Spätestens seit 2011 versuchen die Versicherer, den Trend zu drehen. Denn der Preiskrieg bedeutet herbe versicherungstechnische Verluste. Die Gesellschaften geben mehr für Schäden sowie Vertriebs- und Verwaltungskosten aus, als sie an Prämien einnehmen. Das technische Ergebnis ist seit 2008 negativ - auf dem Höhepunkt hat die Branche 2011 ganze 1,6 Milliarden Euro mehr ausgegeben als die 20,9 Milliarden Euro, die sie an Prämien einnahm. 2012 betrug das Negativsaldo immer noch rund 260 Millionen Euro.

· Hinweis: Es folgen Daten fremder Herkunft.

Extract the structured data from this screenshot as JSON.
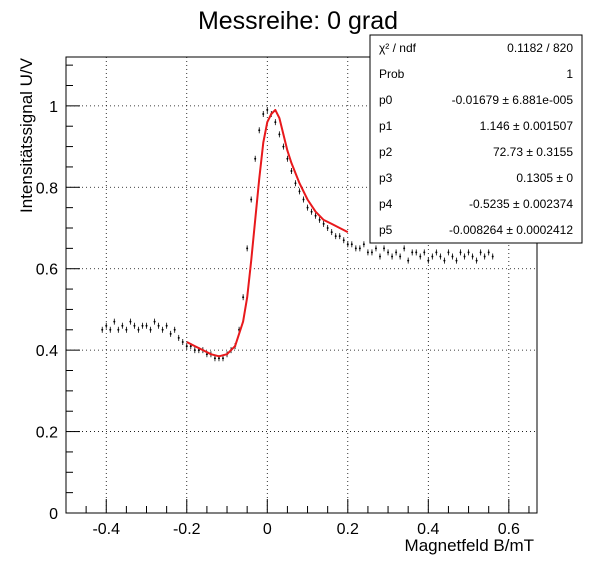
{
  "chart_data": {
    "type": "scatter",
    "title": "Messreihe: 0 grad",
    "xlabel": "Magnetfeld B/mT",
    "ylabel": "Intensitätssignal U/V",
    "xlim": [
      -0.5,
      0.67
    ],
    "ylim": [
      0,
      1.12
    ],
    "xticks": [
      -0.4,
      -0.2,
      0,
      0.2,
      0.4,
      0.6
    ],
    "yticks": [
      0,
      0.2,
      0.4,
      0.6,
      0.8,
      1
    ],
    "grid": true,
    "series": [
      {
        "style": "data points with error bars",
        "color": "#000000",
        "x": [
          -0.41,
          -0.4,
          -0.39,
          -0.38,
          -0.37,
          -0.36,
          -0.35,
          -0.34,
          -0.33,
          -0.32,
          -0.31,
          -0.3,
          -0.29,
          -0.28,
          -0.27,
          -0.26,
          -0.25,
          -0.24,
          -0.23,
          -0.22,
          -0.21,
          -0.2,
          -0.19,
          -0.18,
          -0.17,
          -0.16,
          -0.15,
          -0.14,
          -0.13,
          -0.12,
          -0.11,
          -0.1,
          -0.09,
          -0.08,
          -0.07,
          -0.06,
          -0.05,
          -0.04,
          -0.03,
          -0.02,
          -0.01,
          0.0,
          0.01,
          0.02,
          0.03,
          0.04,
          0.05,
          0.06,
          0.07,
          0.08,
          0.09,
          0.1,
          0.11,
          0.12,
          0.13,
          0.14,
          0.15,
          0.16,
          0.17,
          0.18,
          0.19,
          0.2,
          0.21,
          0.22,
          0.23,
          0.24,
          0.25,
          0.26,
          0.27,
          0.28,
          0.29,
          0.3,
          0.31,
          0.32,
          0.33,
          0.34,
          0.35,
          0.36,
          0.37,
          0.38,
          0.39,
          0.4,
          0.41,
          0.42,
          0.43,
          0.44,
          0.45,
          0.46,
          0.47,
          0.48,
          0.49,
          0.5,
          0.51,
          0.52,
          0.53,
          0.54,
          0.55,
          0.56
        ],
        "y": [
          0.45,
          0.46,
          0.45,
          0.47,
          0.45,
          0.46,
          0.45,
          0.47,
          0.46,
          0.45,
          0.46,
          0.46,
          0.45,
          0.47,
          0.46,
          0.45,
          0.46,
          0.44,
          0.45,
          0.43,
          0.42,
          0.41,
          0.41,
          0.4,
          0.4,
          0.4,
          0.39,
          0.39,
          0.38,
          0.38,
          0.38,
          0.39,
          0.4,
          0.41,
          0.45,
          0.53,
          0.65,
          0.77,
          0.87,
          0.94,
          0.98,
          0.99,
          0.98,
          0.96,
          0.93,
          0.9,
          0.87,
          0.84,
          0.81,
          0.79,
          0.77,
          0.75,
          0.74,
          0.73,
          0.72,
          0.71,
          0.7,
          0.69,
          0.68,
          0.68,
          0.67,
          0.66,
          0.66,
          0.65,
          0.65,
          0.66,
          0.64,
          0.64,
          0.65,
          0.63,
          0.65,
          0.64,
          0.63,
          0.64,
          0.63,
          0.65,
          0.62,
          0.64,
          0.64,
          0.63,
          0.64,
          0.62,
          0.63,
          0.64,
          0.63,
          0.62,
          0.64,
          0.63,
          0.62,
          0.64,
          0.63,
          0.64,
          0.63,
          0.62,
          0.64,
          0.63,
          0.64,
          0.63
        ]
      },
      {
        "style": "fit curve",
        "color": "#e8191c",
        "x": [
          -0.2,
          -0.18,
          -0.16,
          -0.14,
          -0.12,
          -0.1,
          -0.08,
          -0.06,
          -0.05,
          -0.04,
          -0.03,
          -0.02,
          -0.01,
          0.0,
          0.01,
          0.02,
          0.03,
          0.04,
          0.05,
          0.06,
          0.08,
          0.1,
          0.12,
          0.14,
          0.16,
          0.18,
          0.2
        ],
        "y": [
          0.42,
          0.41,
          0.4,
          0.39,
          0.385,
          0.39,
          0.41,
          0.47,
          0.53,
          0.62,
          0.72,
          0.82,
          0.91,
          0.96,
          0.98,
          0.99,
          0.97,
          0.93,
          0.89,
          0.86,
          0.81,
          0.77,
          0.74,
          0.72,
          0.71,
          0.7,
          0.69
        ]
      }
    ],
    "stats_box": {
      "rows": [
        {
          "label": "χ² / ndf",
          "value": "0.1182 / 820"
        },
        {
          "label": "Prob",
          "value": "1"
        },
        {
          "label": "p0",
          "value": "-0.01679 ± 6.881e-005"
        },
        {
          "label": "p1",
          "value": "1.146 ± 0.001507"
        },
        {
          "label": "p2",
          "value": "72.73 ± 0.3155"
        },
        {
          "label": "p3",
          "value": "0.1305 ±      0"
        },
        {
          "label": "p4",
          "value": "-0.5235 ± 0.002374"
        },
        {
          "label": "p5",
          "value": "-0.008264 ± 0.0002412"
        }
      ]
    }
  }
}
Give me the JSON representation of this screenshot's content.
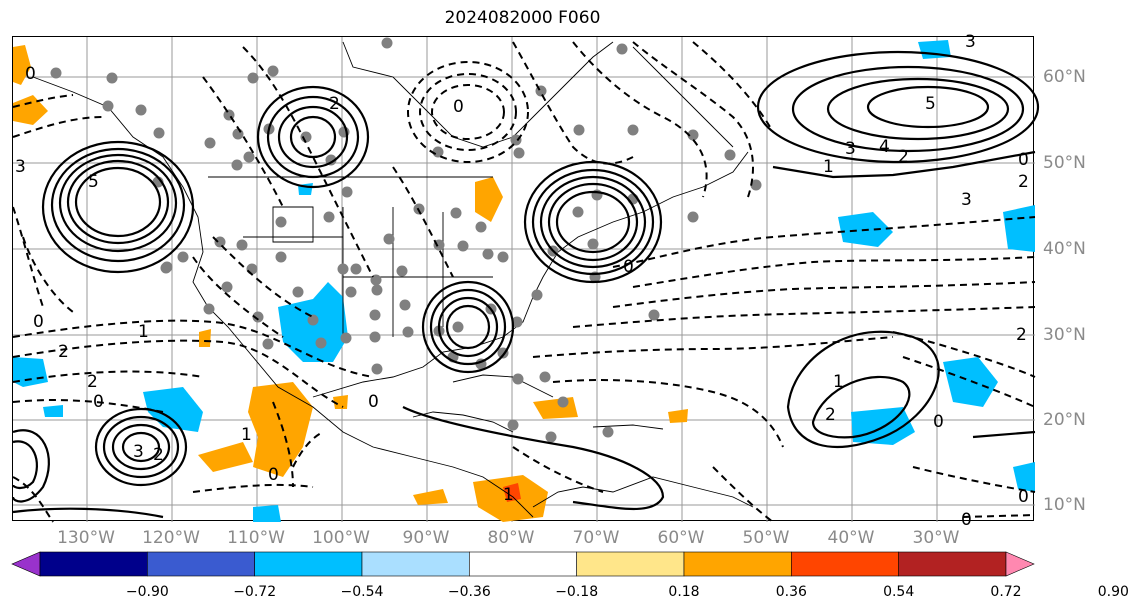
{
  "title": "2024082000 F060",
  "lon_labels": [
    "130°W",
    "120°W",
    "110°W",
    "100°W",
    "90°W",
    "80°W",
    "70°W",
    "60°W",
    "50°W",
    "40°W",
    "30°W"
  ],
  "lat_labels": [
    "60°N",
    "50°N",
    "40°N",
    "30°N",
    "20°N",
    "10°N"
  ],
  "contour_labels": [
    "0",
    "1",
    "2",
    "3",
    "4",
    "5"
  ],
  "colorbar": {
    "colors": [
      "#9932cc",
      "#00008b",
      "#3a5bd0",
      "#00bfff",
      "#aadfff",
      "#ffffff",
      "#ffe68a",
      "#ffa500",
      "#ff4500",
      "#b22222",
      "#ff88b0"
    ],
    "ticks": [
      "−0.90",
      "−0.72",
      "−0.54",
      "−0.36",
      "−0.18",
      "0.18",
      "0.36",
      "0.54",
      "0.72",
      "0.90"
    ]
  },
  "colors": {
    "negative_fill": "#00bfff",
    "positive_fill": "#ffa500",
    "strong_positive_fill": "#ff4500",
    "station_dots": "#808080",
    "grid": "#999999"
  }
}
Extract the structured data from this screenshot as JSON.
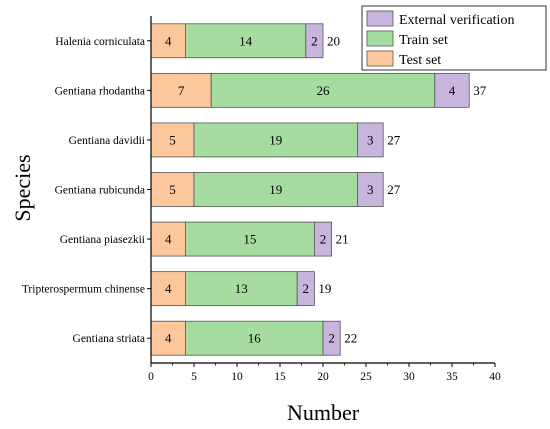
{
  "chart_data": {
    "type": "bar",
    "orientation": "horizontal",
    "stacked": true,
    "xlabel": "Number",
    "ylabel": "Species",
    "xlim": [
      0,
      40
    ],
    "xticks": [
      0,
      5,
      10,
      15,
      20,
      25,
      30,
      35,
      40
    ],
    "categories": [
      "Halenia corniculata",
      "Gentiana rhodantha",
      "Gentiana davidii",
      "Gentiana rubicunda",
      "Gentiana piasezkii",
      "Tripterospermum chinense",
      "Gentiana striata"
    ],
    "series": [
      {
        "name": "Test set",
        "color": "#fbc79b",
        "values": [
          4,
          7,
          5,
          5,
          4,
          4,
          4
        ]
      },
      {
        "name": "Train set",
        "color": "#a6dca0",
        "values": [
          14,
          26,
          19,
          19,
          15,
          13,
          16
        ]
      },
      {
        "name": "External verification",
        "color": "#c7b5de",
        "values": [
          2,
          4,
          3,
          3,
          2,
          2,
          2
        ]
      }
    ],
    "totals": [
      20,
      37,
      27,
      27,
      21,
      19,
      22
    ],
    "legend": {
      "placement": "top-right",
      "order": [
        "External verification",
        "Train set",
        "Test set"
      ]
    },
    "grid": false
  }
}
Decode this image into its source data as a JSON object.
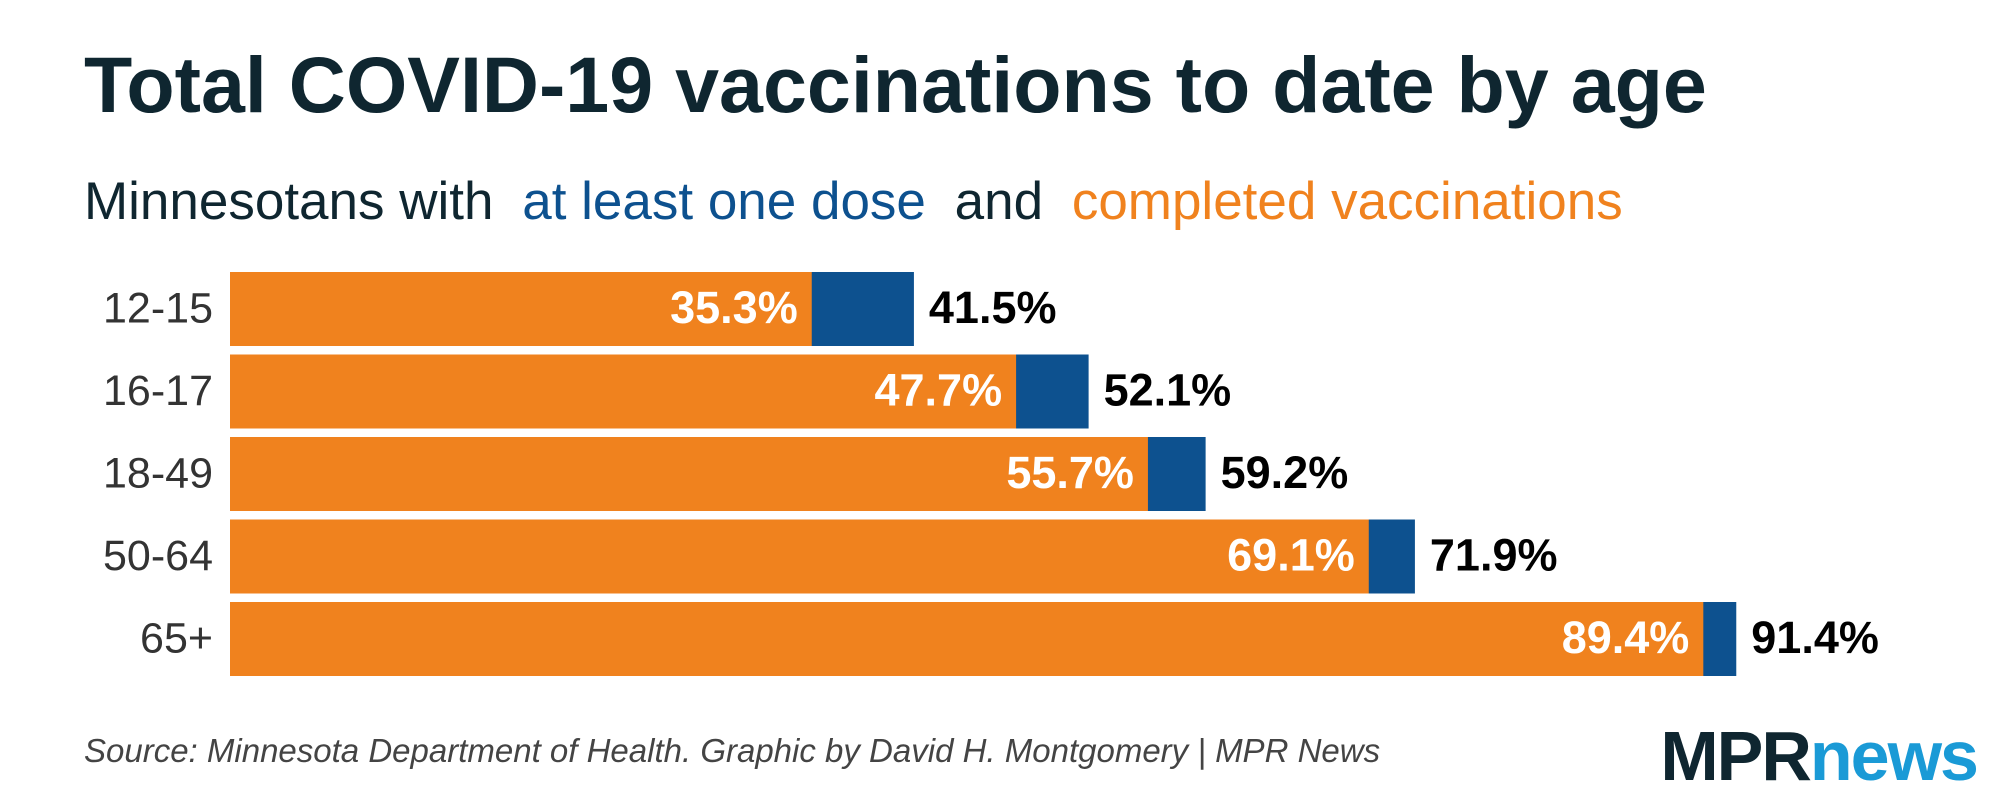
{
  "chart_data": {
    "type": "bar",
    "title": "Total COVID-19 vaccinations to date by age",
    "subtitle": {
      "lead": "Minnesotans with",
      "joiner": "and"
    },
    "categories": [
      "12-15",
      "16-17",
      "18-49",
      "50-64",
      "65+"
    ],
    "series": [
      {
        "name": "at least one dose",
        "color": "#0d518f",
        "values": [
          41.5,
          52.1,
          59.2,
          71.9,
          91.4
        ],
        "value_labels": [
          "41.5%",
          "52.1%",
          "59.2%",
          "71.9%",
          "91.4%"
        ]
      },
      {
        "name": "completed vaccinations",
        "color": "#f0821e",
        "values": [
          35.3,
          47.7,
          55.7,
          69.1,
          89.4
        ],
        "value_labels": [
          "35.3%",
          "47.7%",
          "55.7%",
          "69.1%",
          "89.4%"
        ]
      }
    ],
    "source": "Source: Minnesota Department of Health. Graphic by David H. Montgomery | MPR News",
    "logo": {
      "left": "MPR",
      "right": "news"
    }
  }
}
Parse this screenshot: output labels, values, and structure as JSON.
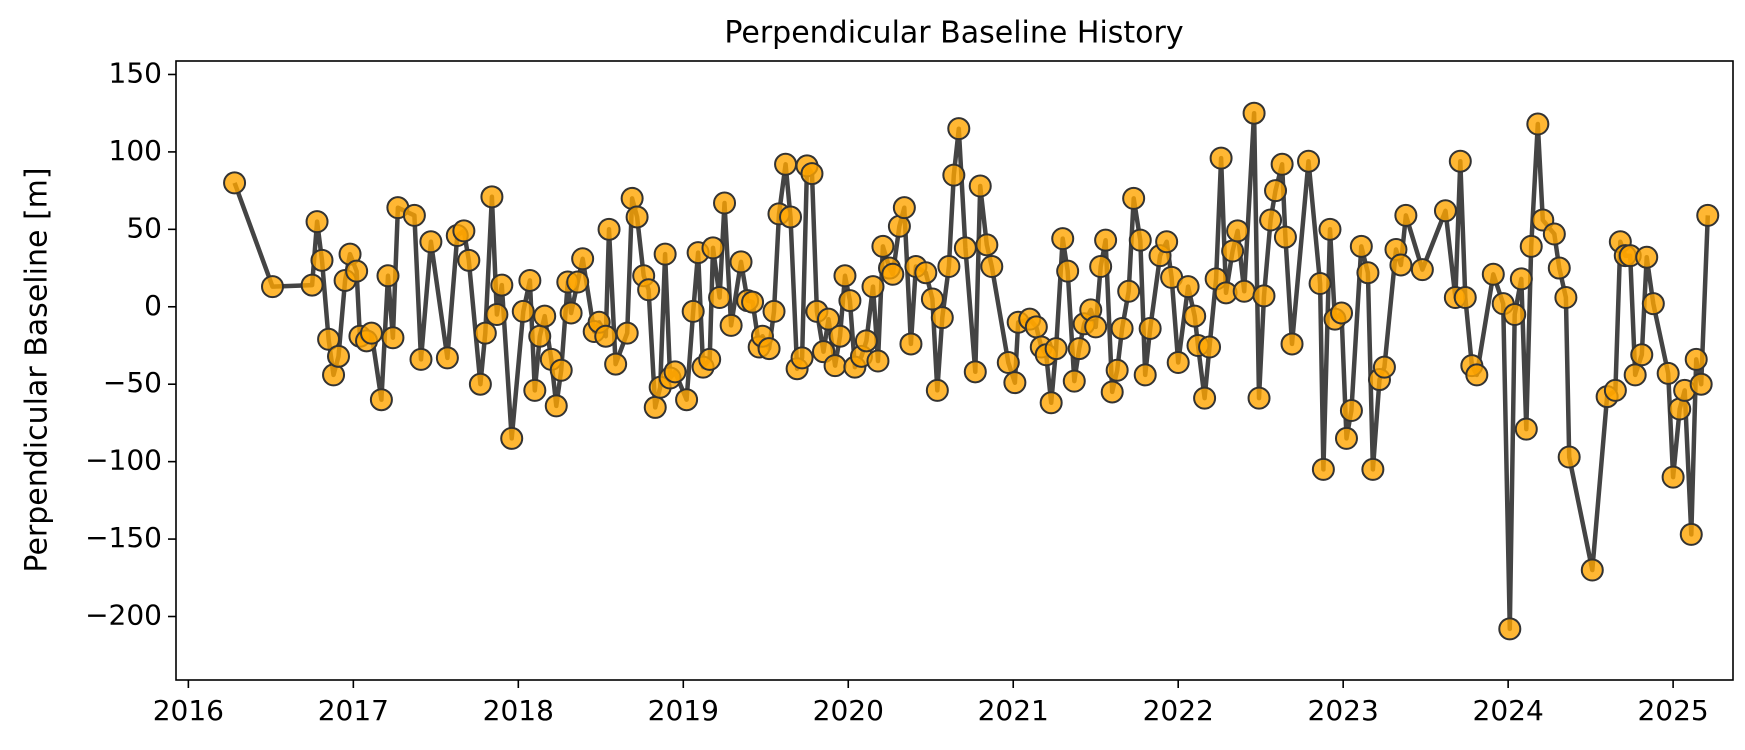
{
  "chart_data": {
    "type": "line",
    "title": "Perpendicular Baseline History",
    "y_label": "Perpendicular Baseline [m]",
    "line_color": "#444444",
    "marker_color": "#ffa500",
    "marker_edge": "#333333",
    "x": [
      2016.28,
      2016.51,
      2016.75,
      2016.78,
      2016.81,
      2016.85,
      2016.88,
      2016.91,
      2016.95,
      2016.98,
      2017.02,
      2017.04,
      2017.08,
      2017.11,
      2017.17,
      2017.21,
      2017.24,
      2017.27,
      2017.37,
      2017.41,
      2017.47,
      2017.57,
      2017.63,
      2017.67,
      2017.7,
      2017.77,
      2017.8,
      2017.84,
      2017.87,
      2017.9,
      2017.96,
      2018.03,
      2018.07,
      2018.1,
      2018.13,
      2018.16,
      2018.2,
      2018.23,
      2018.26,
      2018.3,
      2018.32,
      2018.36,
      2018.39,
      2018.46,
      2018.49,
      2018.53,
      2018.55,
      2018.59,
      2018.66,
      2018.69,
      2018.72,
      2018.76,
      2018.79,
      2018.83,
      2018.86,
      2018.89,
      2018.92,
      2018.95,
      2019.02,
      2019.06,
      2019.09,
      2019.12,
      2019.16,
      2019.18,
      2019.22,
      2019.25,
      2019.29,
      2019.35,
      2019.39,
      2019.42,
      2019.46,
      2019.48,
      2019.52,
      2019.55,
      2019.58,
      2019.62,
      2019.65,
      2019.69,
      2019.72,
      2019.75,
      2019.78,
      2019.81,
      2019.85,
      2019.88,
      2019.92,
      2019.95,
      2019.98,
      2020.01,
      2020.04,
      2020.08,
      2020.11,
      2020.15,
      2020.18,
      2020.21,
      2020.25,
      2020.27,
      2020.31,
      2020.34,
      2020.38,
      2020.41,
      2020.47,
      2020.51,
      2020.54,
      2020.57,
      2020.61,
      2020.64,
      2020.67,
      2020.71,
      2020.77,
      2020.8,
      2020.84,
      2020.87,
      2020.97,
      2021.01,
      2021.03,
      2021.1,
      2021.14,
      2021.17,
      2021.2,
      2021.23,
      2021.26,
      2021.3,
      2021.33,
      2021.37,
      2021.4,
      2021.43,
      2021.47,
      2021.5,
      2021.53,
      2021.56,
      2021.6,
      2021.63,
      2021.66,
      2021.7,
      2021.73,
      2021.77,
      2021.8,
      2021.83,
      2021.89,
      2021.93,
      2021.96,
      2022.0,
      2022.06,
      2022.1,
      2022.12,
      2022.16,
      2022.19,
      2022.23,
      2022.26,
      2022.29,
      2022.33,
      2022.36,
      2022.4,
      2022.46,
      2022.49,
      2022.52,
      2022.56,
      2022.59,
      2022.63,
      2022.65,
      2022.69,
      2022.79,
      2022.86,
      2022.88,
      2022.92,
      2022.95,
      2022.99,
      2023.02,
      2023.05,
      2023.11,
      2023.15,
      2023.18,
      2023.22,
      2023.25,
      2023.32,
      2023.35,
      2023.38,
      2023.48,
      2023.62,
      2023.68,
      2023.71,
      2023.74,
      2023.78,
      2023.81,
      2023.91,
      2023.97,
      2024.01,
      2024.04,
      2024.08,
      2024.11,
      2024.14,
      2024.18,
      2024.21,
      2024.28,
      2024.31,
      2024.35,
      2024.37,
      2024.51,
      2024.6,
      2024.65,
      2024.68,
      2024.71,
      2024.74,
      2024.77,
      2024.81,
      2024.84,
      2024.88,
      2024.97,
      2025.0,
      2025.04,
      2025.07,
      2025.11,
      2025.14,
      2025.17,
      2025.21
    ],
    "values": [
      80,
      13,
      14,
      55,
      30,
      -21,
      -44,
      -32,
      17,
      34,
      23,
      -19,
      -22,
      -17,
      -60,
      20,
      -20,
      64,
      59,
      -34,
      42,
      -33,
      46,
      49,
      30,
      -50,
      -17,
      71,
      -5,
      14,
      -85,
      -3,
      17,
      -54,
      -19,
      -6,
      -34,
      -64,
      -41,
      16,
      -4,
      16,
      31,
      -16,
      -10,
      -19,
      50,
      -37,
      -17,
      70,
      58,
      20,
      11,
      -65,
      -52,
      34,
      -46,
      -42,
      -60,
      -3,
      35,
      -39,
      -34,
      38,
      6,
      67,
      -12,
      29,
      4,
      3,
      -26,
      -19,
      -27,
      -3,
      60,
      92,
      58,
      -40,
      -33,
      91,
      86,
      -3,
      -29,
      -8,
      -38,
      -19,
      20,
      4,
      -39,
      -32,
      -22,
      13,
      -35,
      39,
      25,
      21,
      52,
      64,
      -24,
      26,
      22,
      5,
      -54,
      -7,
      26,
      85,
      115,
      38,
      -42,
      78,
      40,
      26,
      -36,
      -49,
      -10,
      -8,
      -13,
      -26,
      -31,
      -62,
      -27,
      44,
      23,
      -48,
      -27,
      -11,
      -2,
      -13,
      26,
      43,
      -55,
      -41,
      -14,
      10,
      70,
      43,
      -44,
      -14,
      33,
      42,
      19,
      -36,
      13,
      -6,
      -25,
      -59,
      -26,
      18,
      96,
      9,
      36,
      49,
      10,
      125,
      -59,
      7,
      56,
      75,
      92,
      45,
      -24,
      94,
      15,
      -105,
      50,
      -8,
      -4,
      -85,
      -67,
      39,
      22,
      -105,
      -47,
      -39,
      37,
      27,
      59,
      24,
      62,
      6,
      94,
      6,
      -38,
      -44,
      21,
      2,
      -208,
      -5,
      18,
      -79,
      39,
      118,
      56,
      47,
      25,
      6,
      -97,
      -170,
      -58,
      -54,
      42,
      33,
      33,
      -44,
      -31,
      32,
      2,
      -43,
      -110,
      -66,
      -54,
      -147,
      -34,
      -50,
      59
    ],
    "xlim": [
      2015.925,
      2025.363
    ],
    "ylim": [
      -241,
      158.7
    ],
    "xticks": [
      2016,
      2017,
      2018,
      2019,
      2020,
      2021,
      2022,
      2023,
      2024,
      2025
    ],
    "yticks": [
      {
        "value": -200,
        "label": "−200"
      },
      {
        "value": -150,
        "label": "−150"
      },
      {
        "value": -100,
        "label": "−100"
      },
      {
        "value": -50,
        "label": "−50"
      },
      0,
      50,
      100,
      150
    ]
  }
}
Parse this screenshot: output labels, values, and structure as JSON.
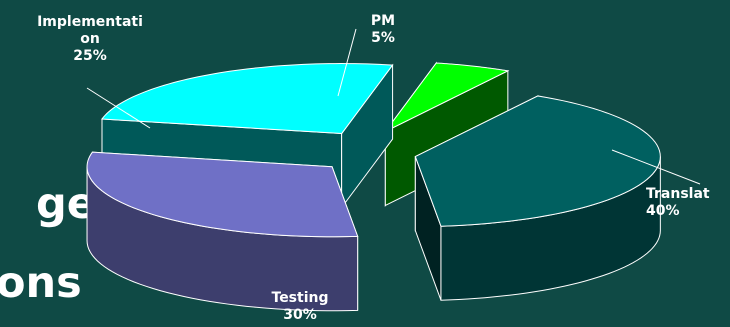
{
  "slide_text": {
    "line1": "ge",
    "line2": "ons"
  },
  "chart_data": {
    "type": "pie",
    "style": "3d-exploded",
    "slices": [
      {
        "label": "Translat",
        "value": 40,
        "percent_label": "40%",
        "color": "#006060"
      },
      {
        "label": "Testing",
        "value": 30,
        "percent_label": "30%",
        "color": "#6f70c6"
      },
      {
        "label": "Implementation",
        "label_lines": [
          "Implementati",
          "on"
        ],
        "value": 25,
        "percent_label": "25%",
        "color": "#00ffff"
      },
      {
        "label": "PM",
        "value": 5,
        "percent_label": "5%",
        "color": "#00ff00"
      }
    ]
  }
}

Eigentlich hatten die Gesellschaften für 2013 fest mit einem positiven technischen Ergebnis gerechnet. "Doch diese Hoffnung hat der Hagel zerschlagen", sagt Pickel von der Hannover Rück. Allein bei der HUK-Coburg, nach Stückzahl der Marktführer, sorgten die Eiskristalle für Schäden von knapp 100 Millionen Euro.

Außerdem werden die Autoversicherer von den niedrigen Zinsen gebeutelt. Denn die Kapitalanlagen in der Autoversicherung sind außergewöhnlich hoch - schließlich müssen die Versicherer für lang laufende Leistungen an Unfallopfer Vorsorge treffen. Die Zinsen aus diesen Kapitalanlagen gehen zwar nicht in die technische Rechnung ein, sind aber für die Ergebnisse der Versicherer dennoch sehr wichtig. Jahrelang haben viele Gesellschaften trotz versicherungstechnischer Verluste betriebswirtschaftlich gut verdient. Doch wegen der niedrigen Zinsen ist das heute kaum möglich. "Die Investmenterträge bleiben auf lange Sicht auf niedrigem Niveau", warnt Rückversicherer Pickel.

Kommen die Kampfpreise zurück?

Innerhalb der Konzerne gibt es keine Ausgleichsmöglichkeiten mehr. Früher ließen sich die Autoversicherer gerne von ihren Schwestergesellschaften unter die Arme greifen, vor allem den Lebensversicherern. Die subventionierten still und leise über die Kostenverteilung für die EDV und andere Segmente die wettbewerbsintensive Autoversicherung. Doch damit es vorbei - die Lebensversicherer haben genug eigene Probleme. Heute wird eher umgekehrt subventioniert.

Deshalb drängen Konzernchefs ihre Autoversicherer zu Preiserhöhungen. Gleichzeitig werden sie angehalten, möglichst keine Kunden zu verlieren. Doch das ist sehr schwierig.

Nach den Erfahrungen der vergangenen Jahre ist es deshalb gut möglich, dass ein Versicherer die Nerven verliert und wieder mit Kampfpreisen antritt, ehe sein Marktanteil von der Konkurrenz zerrupft wird.